Policies and procedures
You should ensure you have clear policies and procedures which set out how you will prevent, manage and respond to work-related violence. Having a policy and good procedures demonstrates your commitment to tackling violence and ensuring the safety of your staff.
You should make sure that all your staff, including new and part-time employees, are aware of these procedures and policies and know what they are expected to do. You may need to train staff and managers on how to implement the procedures and policies.
You should develop any policies and procedures in partnership with your staff and unions, if appropriate, and you should make sure your policy covers the risks to everyone. It is also important that you make these policies clear to customers as well, for example displaying your policy on requesting identification for the sale of alcohol. This gives staff something to refer to if customers query the actions of your staff.

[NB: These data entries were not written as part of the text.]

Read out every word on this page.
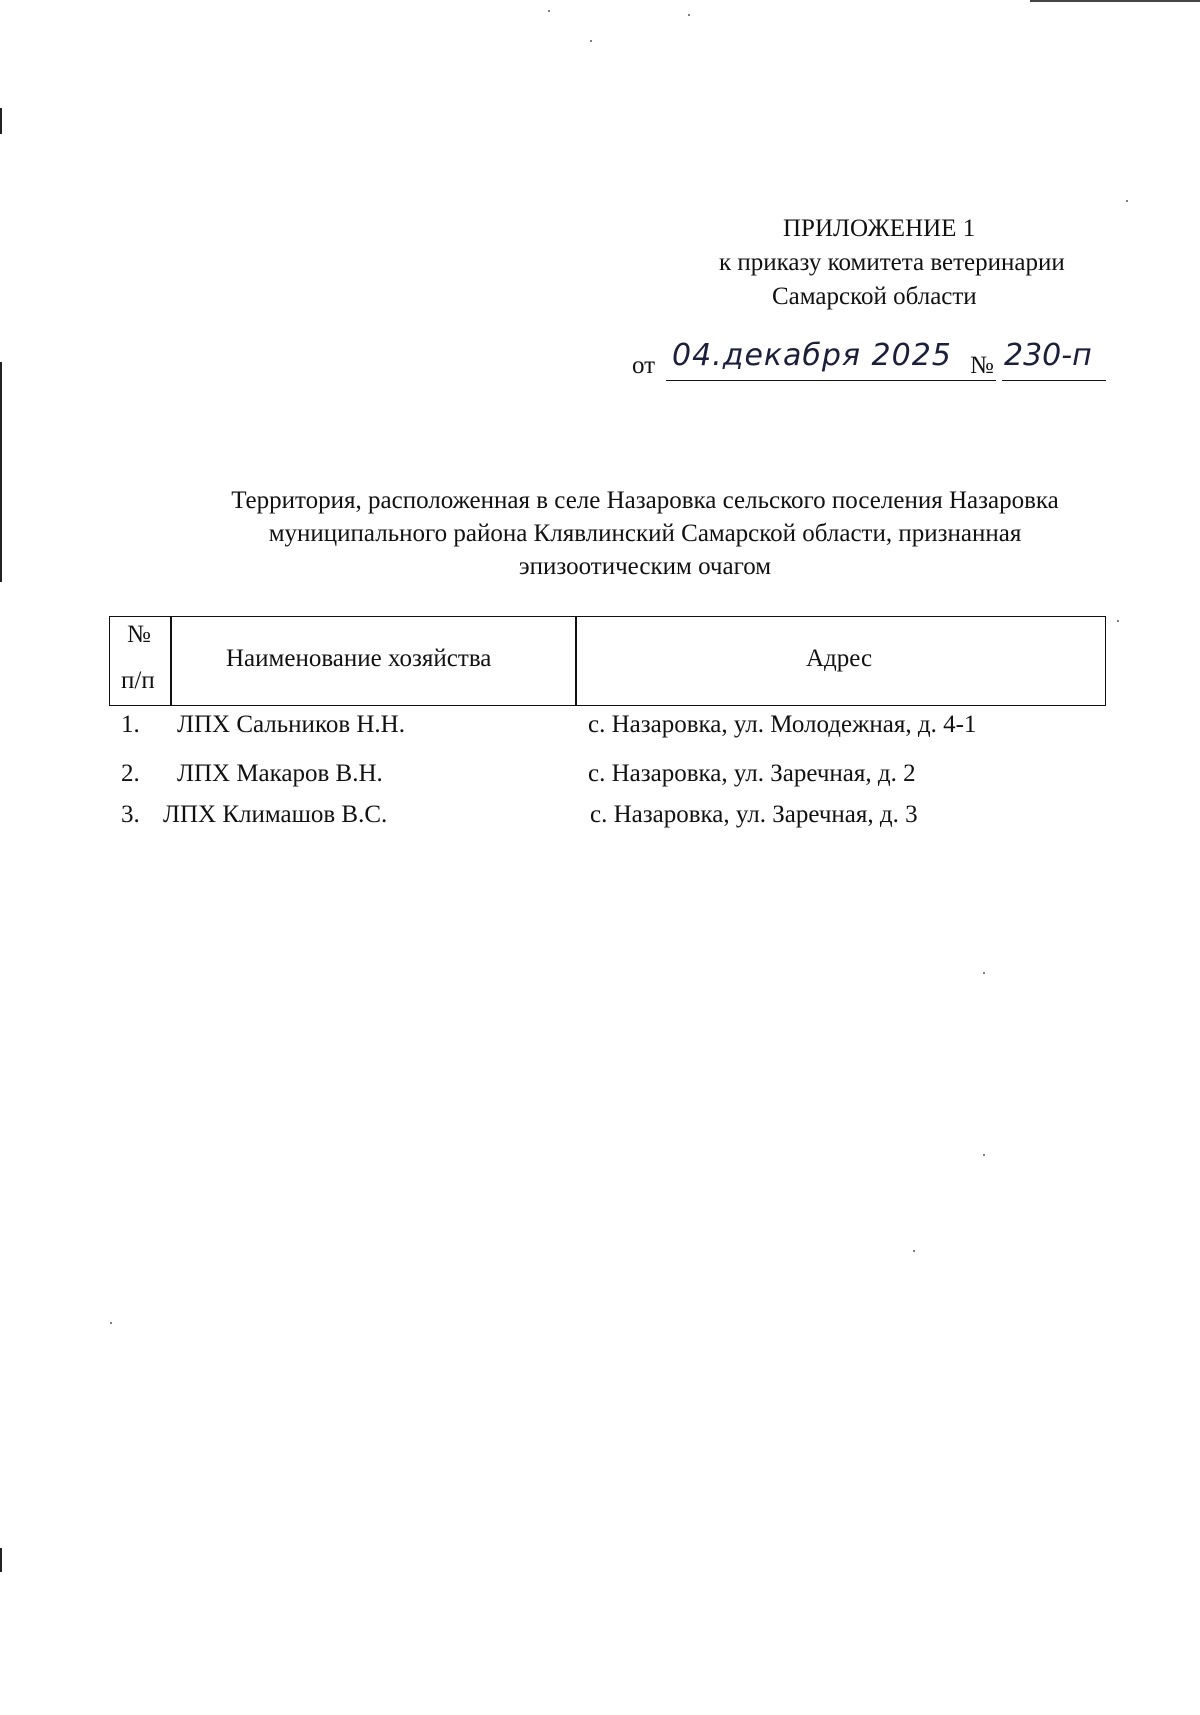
ПРИЛОЖЕНИЕ 1
к приказу комитета ветеринарии
Самарской области
от 04.декабря 2025 № 230-п
Территория, расположенная в селе Назаровка сельского поселения Назаровка
муниципального района Клявлинский Самарской области, признанная
эпизоотическим очагом
№
п/п
Наименование хозяйства	Адрес
1. ЛПХ Сальников Н.Н.	с. Назаровка, ул. Молодежная, д. 4-1
2. ЛПХ Макаров В.Н.	с. Назаровка, ул. Заречная, д. 2
3. ЛПХ Климашов В.С.	с. Назаровка, ул. Заречная, д. 3
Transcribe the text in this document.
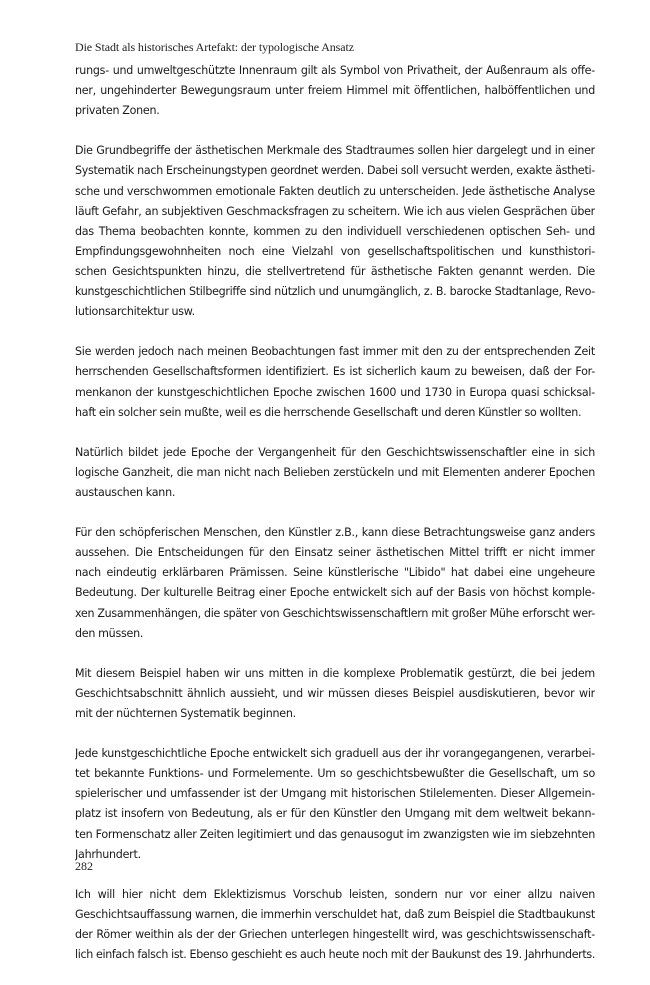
Die Stadt als historisches Artefakt: der typologische Ansatz

rungs- und umweltgeschützte Innenraum gilt als Symbol von Privatheit, der Außenraum als offe-
ner, ungehinderter Bewegungsraum unter freiem Himmel mit öffentlichen, halböffentlichen und
privaten Zonen.

Die Grundbegriffe der ästhetischen Merkmale des Stadtraumes sollen hier dargelegt und in einer
Systematik nach Erscheinungstypen geordnet werden. Dabei soll versucht werden, exakte ästheti-
sche und verschwommen emotionale Fakten deutlich zu unterscheiden. Jede ästhetische Analyse
läuft Gefahr, an subjektiven Geschmacksfragen zu scheitern. Wie ich aus vielen Gesprächen über
das Thema beobachten konnte, kommen zu den individuell verschiedenen optischen Seh- und
Empfindungsgewohnheiten noch eine Vielzahl von gesellschaftspolitischen und kunsthistori-
schen Gesichtspunkten hinzu, die stellvertretend für ästhetische Fakten genannt werden. Die
kunstgeschichtlichen Stilbegriffe sind nützlich und unumgänglich, z. B. barocke Stadtanlage, Revo-
lutionsarchitektur usw.

Sie werden jedoch nach meinen Beobachtungen fast immer mit den zu der entsprechenden Zeit
herrschenden Gesellschaftsformen identifiziert. Es ist sicherlich kaum zu beweisen, daß der For-
menkanon der kunstgeschichtlichen Epoche zwischen 1600 und 1730 in Europa quasi schicksal-
haft ein solcher sein mußte, weil es die herrschende Gesellschaft und deren Künstler so wollten.

Natürlich bildet jede Epoche der Vergangenheit für den Geschichtswissenschaftler eine in sich
logische Ganzheit, die man nicht nach Belieben zerstückeln und mit Elementen anderer Epochen
austauschen kann.

Für den schöpferischen Menschen, den Künstler z.B., kann diese Betrachtungsweise ganz anders
aussehen. Die Entscheidungen für den Einsatz seiner ästhetischen Mittel trifft er nicht immer
nach eindeutig erklärbaren Prämissen. Seine künstlerische "Libido" hat dabei eine ungeheure
Bedeutung. Der kulturelle Beitrag einer Epoche entwickelt sich auf der Basis von höchst komple-
xen Zusammenhängen, die später von Geschichtswissenschaftlern mit großer Mühe erforscht wer-
den müssen.

Mit diesem Beispiel haben wir uns mitten in die komplexe Problematik gestürzt, die bei jedem
Geschichtsabschnitt ähnlich aussieht, und wir müssen dieses Beispiel ausdiskutieren, bevor wir
mit der nüchternen Systematik beginnen.

Jede kunstgeschichtliche Epoche entwickelt sich graduell aus der ihr vorangegangenen, verarbei-
tet bekannte Funktions- und Formelemente. Um so geschichtsbewußter die Gesellschaft, um so
spielerischer und umfassender ist der Umgang mit historischen Stilelementen. Dieser Allgemein-
platz ist insofern von Bedeutung, als er für den Künstler den Umgang mit dem weltweit bekann-
ten Formenschatz aller Zeiten legitimiert und das genausogut im zwanzigsten wie im siebzehnten
Jahrhundert.

Ich will hier nicht dem Eklektizismus Vorschub leisten, sondern nur vor einer allzu naiven
Geschichtsauffassung warnen, die immerhin verschuldet hat, daß zum Beispiel die Stadtbaukunst
der Römer weithin als der der Griechen unterlegen hingestellt wird, was geschichtswissenschaft-
lich einfach falsch ist. Ebenso geschieht es auch heute noch mit der Baukunst des 19. Jahrhunderts.

282
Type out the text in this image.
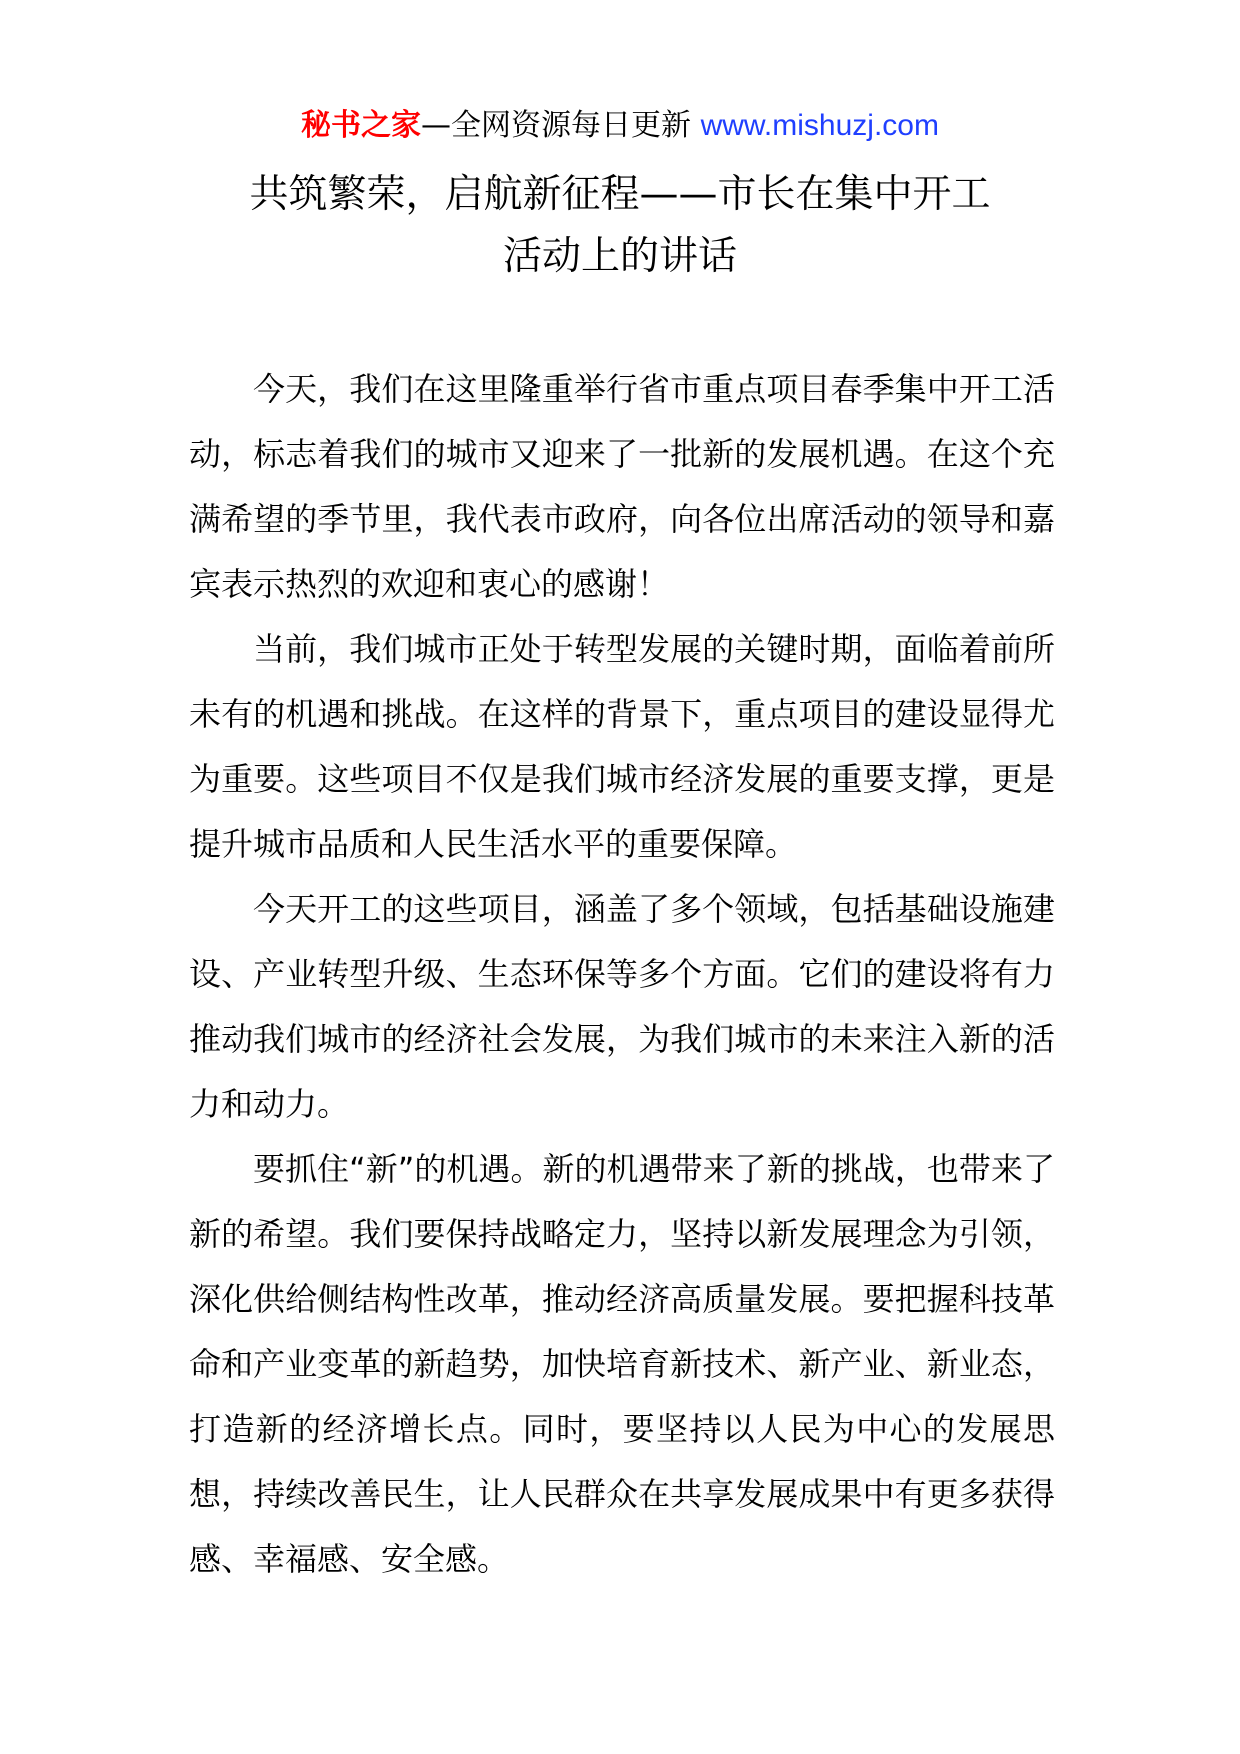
秘书之家—全网资源每日更新 www.mishuzj.com
共筑繁荣，启航新征程——市长在集中开工
活动上的讲话

今天，我们在这里隆重举行省市重点项目春季集中开工活动，标志着我们的城市又迎来了一批新的发展机遇。在这个充满希望的季节里，我代表市政府，向各位出席活动的领导和嘉宾表示热烈的欢迎和衷心的感谢！

当前，我们城市正处于转型发展的关键时期，面临着前所未有的机遇和挑战。在这样的背景下，重点项目的建设显得尤为重要。这些项目不仅是我们城市经济发展的重要支撑，更是提升城市品质和人民生活水平的重要保障。

今天开工的这些项目，涵盖了多个领域，包括基础设施建设、产业转型升级、生态环保等多个方面。它们的建设将有力推动我们城市的经济社会发展，为我们城市的未来注入新的活力和动力。

要抓住“新”的机遇。新的机遇带来了新的挑战，也带来了新的希望。我们要保持战略定力，坚持以新发展理念为引领，深化供给侧结构性改革，推动经济高质量发展。要把握科技革命和产业变革的新趋势，加快培育新技术、新产业、新业态，打造新的经济增长点。同时，要坚持以人民为中心的发展思想，持续改善民生，让人民群众在共享发展成果中有更多获得感、幸福感、安全感。
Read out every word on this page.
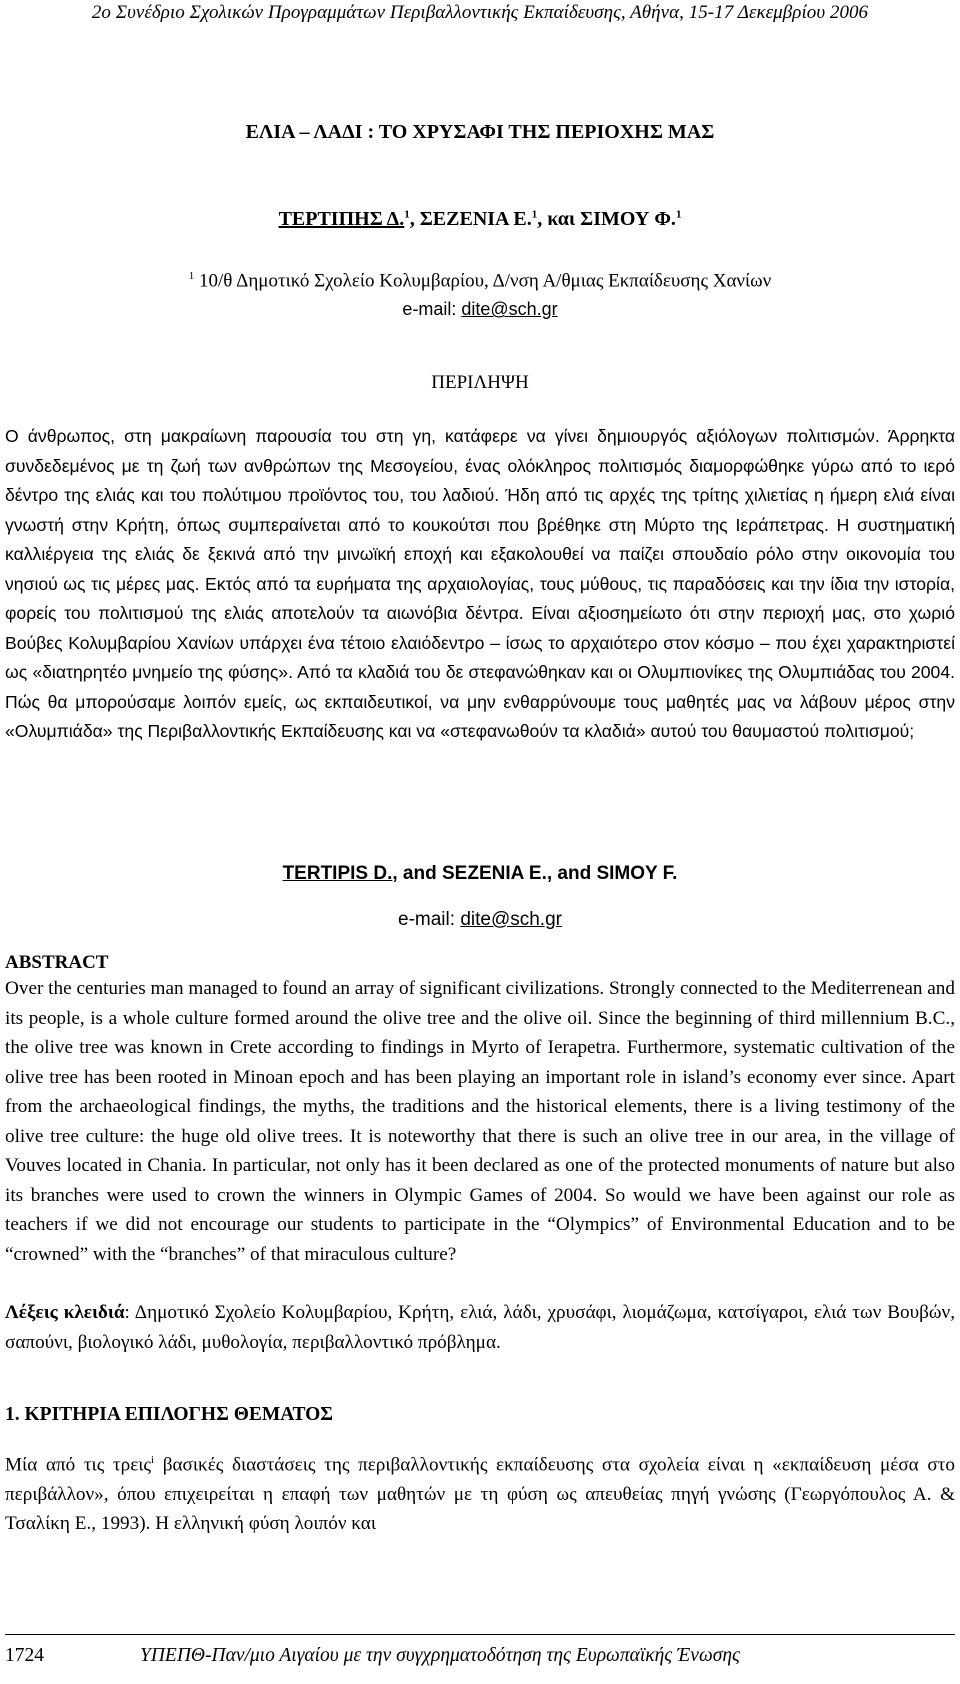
2ο Συνέδριο Σχολικών Προγραμμάτων Περιβαλλοντικής Εκπαίδευσης, Αθήνα, 15-17 Δεκεμβρίου 2006
ΕΛΙΑ – ΛΑΔΙ : ΤΟ ΧΡΥΣΑΦΙ ΤΗΣ ΠΕΡΙΟΧΗΣ ΜΑΣ
ΤΕΡΤΙΠΗΣ Δ.$^1$, ΣΕΖΕΝΙΑ Ε.$^1$, και ΣΙΜΟΥ Φ.$^1$
$^1$ 10/θ Δημοτικό Σχολείο Κολυμβαρίου, Δ/νση Α/θμιας Εκπαίδευσης Χανίων
e-mail: dite@sch.gr
ΠΕΡΙΛΗΨΗ
Ο άνθρωπος, στη μακραίωνη παρουσία του στη γη, κατάφερε να γίνει δημιουργός αξιόλογων πολιτισμών. Άρρηκτα συνδεδεμένος με τη ζωή των ανθρώπων της Μεσογείου, ένας ολόκληρος πολιτισμός διαμορφώθηκε γύρω από το ιερό δέντρο της ελιάς και του πολύτιμου προϊόντος του, του λαδιού. Ήδη από τις αρχές της τρίτης χιλιετίας η ήμερη ελιά είναι γνωστή στην Κρήτη, όπως συμπεραίνεται από το κουκούτσι που βρέθηκε στη Μύρτο της Ιεράπετρας. Η συστηματική καλλιέργεια της ελιάς δε ξεκινά από την μινωϊκή εποχή και εξακολουθεί να παίζει σπουδαίο ρόλο στην οικονομία του νησιού ως τις μέρες μας. Εκτός από τα ευρήματα της αρχαιολογίας, τους μύθους, τις παραδόσεις και την ίδια την ιστορία, φορείς του πολιτισμού της ελιάς αποτελούν τα αιωνόβια δέντρα. Είναι αξιοσημείωτο ότι στην περιοχή μας, στο χωριό Βούβες Κολυμβαρίου Χανίων υπάρχει ένα τέτοιο ελαιόδεντρο – ίσως το αρχαιότερο στον κόσμο – που έχει χαρακτηριστεί ως «διατηρητέο μνημείο της φύσης». Από τα κλαδιά του δε στεφανώθηκαν και οι Ολυμπιονίκες της Ολυμπιάδας του 2004. Πώς θα μπορούσαμε λοιπόν εμείς, ως εκπαιδευτικοί, να μην ενθαρρύνουμε τους μαθητές μας να λάβουν μέρος στην «Ολυμπιάδα» της Περιβαλλοντικής Εκπαίδευσης και να «στεφανωθούν τα κλαδιά» αυτού του θαυμαστού πολιτισμού;
TERTIPIS D., and SEZENIA E., and SIMOY F.
e-mail: dite@sch.gr
ABSTRACT
Over the centuries man managed to found an array of significant civilizations. Strongly connected to the Mediterrenean and its people, is a whole culture formed around the olive tree and the olive oil. Since the beginning of third millennium B.C., the olive tree was known in Crete according to findings in Myrto of Ierapetra. Furthermore, systematic cultivation of the olive tree has been rooted in Minoan epoch and has been playing an important role in island’s economy ever since. Apart from the archaeological findings, the myths, the traditions and the historical elements, there is a living testimony of the olive tree culture: the huge old olive trees. It is noteworthy that there is such an olive tree in our area, in the village of Vouves located in Chania. In particular, not only has it been declared as one of the protected monuments of nature but also its branches were used to crown the winners in Olympic Games of 2004. So would we have been against our role as teachers if we did not encourage our students to participate in the “Olympics” of Environmental Education and to be “crowned” with the “branches” of that miraculous culture?
Λέξεις κλειδιά: Δημοτικό Σχολείο Κολυμβαρίου, Κρήτη, ελιά, λάδι, χρυσάφι, λιομάζωμα, κατσίγαροι, ελιά των Βουβών, σαπούνι, βιολογικό λάδι, μυθολογία, περιβαλλοντικό πρόβλημα.
1. ΚΡΙΤΗΡΙΑ ΕΠΙΛΟΓΗΣ ΘΕΜΑΤΟΣ
Μία από τις τρεις$^i$ βασικές διαστάσεις της περιβαλλοντικής εκπαίδευσης στα σχολεία είναι η «εκπαίδευση μέσα στο περιβάλλον», όπου επιχειρείται η επαφή των μαθητών με τη φύση ως απευθείας πηγή γνώσης (Γεωργόπουλος Α. & Τσαλίκη Ε., 1993). Η ελληνική φύση λοιπόν και
1724	ΥΠΕΠΘ-Παν/μιο Αιγαίου με την συγχρηματοδότηση της Ευρωπαϊκής Ένωσης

What should my policy cover?
- The purpose of the policy, its scope and definitions of work-related violence, including the recognition that it is a health and safety issue.
- Indication of commitment from top management and support for staff actions that aim to create an environment free from violence.
- A statement that violence will not be tolerated, that it is unacceptable and that it does not show failure of staff if it occurs.
- Information on what procedures you have for working with other businesses and agencies, eg the police, local authorities etc.
- Information about who the policy and procedures affect. In the case of work-related violence this is likely to be a risk for most of your staff.
- Responsibilities for implementing the policy and procedures, for example managing directors, the board and staff. What action will be taken if staff or managers do not use the policies and procedures?
- How you will go about assessing the risks of work-related violence and where your risk assessment will be kept.
- Details of measures aimed at preventing, controlling and eliminating violence including environmental design, job design and training.
- Specific policies on aspects which are more likely to cause conflict and violence. For example, what is your policy on refunds or excluding persistent troublemakers? What is your policy on not serving underage customers?
- What reporting and recording systems you have in place and when staff should use them.
- The actions staff and managers should take if a violent incident occurs. Staff should know how to deal with it, how to support other staff members involved in incidents, and what support is available. For example, is it acceptable for a staff member to leave their till if they are being verbally abused?
- Information about arrangements for consultation, monitoring and review of the policy, as well as how the policy will be communicated to staff.